February 21, 2003 . VOLUME 96 . NUMBER 3 . BACK TO HEADLINES . ARCHIVES


Adopt a senior and adopt a highway of-fun

By ANONYMOUS




It is now so cold we want to die and the bleak, frigid pilgrimage to campus, wrought with icy peril and sub-zero gusts of wind, is a source of daily sorrow. It is this dire situation that has prompted a brilliant plan to promote inter-class solidarity here on the Macalester campus… and possibly many of Macalester's other "core values" like internationalism, academic excellence and multiculturalism (if that's still a core value).

Underclasspeople are all required to have rooms on campus that are most likely empty for large portions of the day, times when we poor seniors are stuck in the library pretending to study because we have nowhere to go. During these afternoon breaks we are tired and far from home, feeling the pain of the late nights of studying …. Okay, we'll be honest, of drinking too much at the Tap ($6 pitchers!), but this doesn't change the fact that there is no place on campus for us to spend the hours between classes. The Campus Center is nothing more than an enormous, sterile food court, the Link is uninviting and there is no place on campus with fatticouches. This is a serious problem.

Our solution to this grave social imbalance: ADOPT A SENIOR! In exchange for letting us poor, underprivileged off-campus folk nap in your rooms for an hour here or there, imagine the benefits … First of all, and this isn't meant to be offensive to all you first-years and sophomores who know you are cooler than us, but who doesn't want the status boost of a mysterious upperclassperson hanging out in their dorm room? Helping out a senior would produce some very tangible benefits. We generally have a kitchen that can produce better-than-cafeteria food. What's more, we have real driver's licenses that allow us to legally purchase alcohol. Plus, the senior you adopt would be very grateful and probably invite you to do hang out sometimes or maybe be able offer advice about classes, professors and all that other stuff we think we know a whole lot more about than you .

If we take action now, this could be the beginning of a beautiful Macalester tradition. When you think of our suffering, remember that in a year or two, when you get a room draw number higher than ten, you too will be trudging through whatever Minnesota throws at you. In a matter of months, we will be living a few blocks from campus and putting our B.A.'s to good use working at Domino's, thus we cannot achieve this alone. Even with the budget problems, MacAdopt is an organization that would surely get chartered.
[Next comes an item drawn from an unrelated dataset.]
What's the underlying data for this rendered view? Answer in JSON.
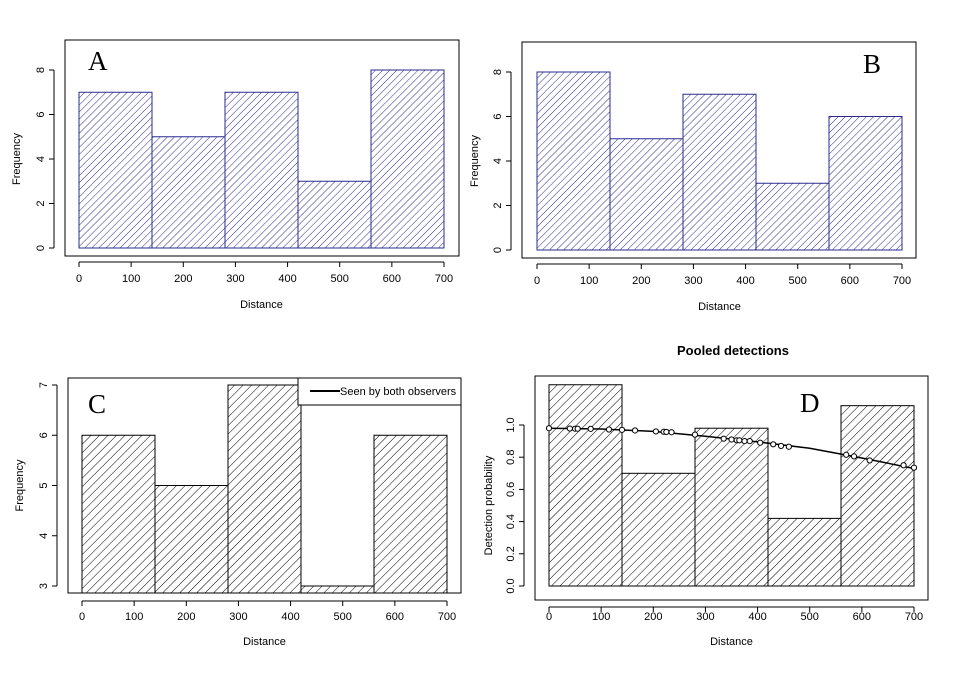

Or, if any of you plan to make (or already have) gratuitous amounts of money, we suggest endowing a cozy, couch-filled lounge—maybe one that serves beer.

A final note to desperate seniors: if the paperwork of adoption is just too much, you could always try the traditional method of hooking up with sophomores in order to get a bed for the night, a Sophomorathon if you will (try this often and with many different sophomores to find the best arrangement, for maximum convenience choose a weeknight). And don't get the brilliant idea of a firstyearathon, that's just plain sketchy. Word to the wise: the results of some "investigative reporting" show that adoption is perhaps the superior method, emerging from Wallace in post-hookup dishevelment leaves something to be desired. No one wants to relive sophomore year.